I recently purchased an Audiovox SMT5600 from AT&T Wireless. My experiences with the device were short, and range from sweet to bitter.

First, I love the phone. From a geek-centric perspective, it had tons of features that I would love to have with me all the time. Contacts synced with Outlook, internet access, and the photo/video camera. All of these features wrapped into a tiny package make this phone an awesome integrated device.

On the down-side, AT&T/Cingular coverage in my hometown isn’t up to par. With my Verizon phone, I can pretty much make calls from everywhere I go. I live in a fairly rural area, and the while AT&T has made some decent improvements in recent years, the coverage is still a little sparse.

When I had decent signals (3 bars or more) the phone worked great. When I had only one bar, or no bars, the phone performed miserably. While this is what I would expect, the phone didn’t seem to handle the weak-signal condition gracefully. I would dial, and it would sit there trying to connect for 30 seconds or so. Sometimes it would give up with a short double-beep. Sometimes it would show what looked like the end-of-call screen with a duration of 00:00. It was probably dutifully reporting what was actually happening, but from a user-experience perspective, it undermined my confidence in the device. Later in the evening, my wife tried to make several calls with the phone while we were running some errands. She’s used to our Verizon coverage, and she instinctively blamed the poor performance on the phone. I tried to explain why the phone is really cool, and how it’s really the network that is causing the problems, but in reality, neither the phone, nor the network are any good without the support of the other.

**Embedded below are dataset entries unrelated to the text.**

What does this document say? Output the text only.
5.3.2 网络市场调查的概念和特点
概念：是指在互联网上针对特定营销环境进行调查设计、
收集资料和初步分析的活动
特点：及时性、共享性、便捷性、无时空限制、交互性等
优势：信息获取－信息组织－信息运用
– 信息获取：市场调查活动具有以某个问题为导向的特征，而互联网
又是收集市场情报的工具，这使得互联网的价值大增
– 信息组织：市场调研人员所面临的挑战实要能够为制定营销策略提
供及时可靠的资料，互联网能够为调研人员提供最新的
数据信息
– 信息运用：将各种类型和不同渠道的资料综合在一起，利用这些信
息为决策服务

Some other random thoughts:

* My experiences with PocketPCs made me like this phone less. There were many occasions where I found myself longing for the stylus, or for some way to enter text without having to wrap my brain around T9 or multi-tap. The interface was familiar enough that I just felt that I should be able to use this device like a PocketPC.

* It’s hard to convince yourself that the microphone actually works when it’s so far away from your mouth. After several years with clamshell style phones, this is a tough mental block to overcome.

* The built-in storage is way too small. Vendors should consider throwing in a complimentary MiniSD card, at least 32MB, Maybe 64. Maybe SanDisk or someone would be willing to provide them cheap or free, just for the exposure. Preload the MiniSD with some free or trial software for the SmartPhone. Software vendors might even be willing to pay for the placement.

Well, the phone is getting shipped back as soon as I receive the return label from customer service. We’re back to using our trusty Motorola T720 on the Verizon network.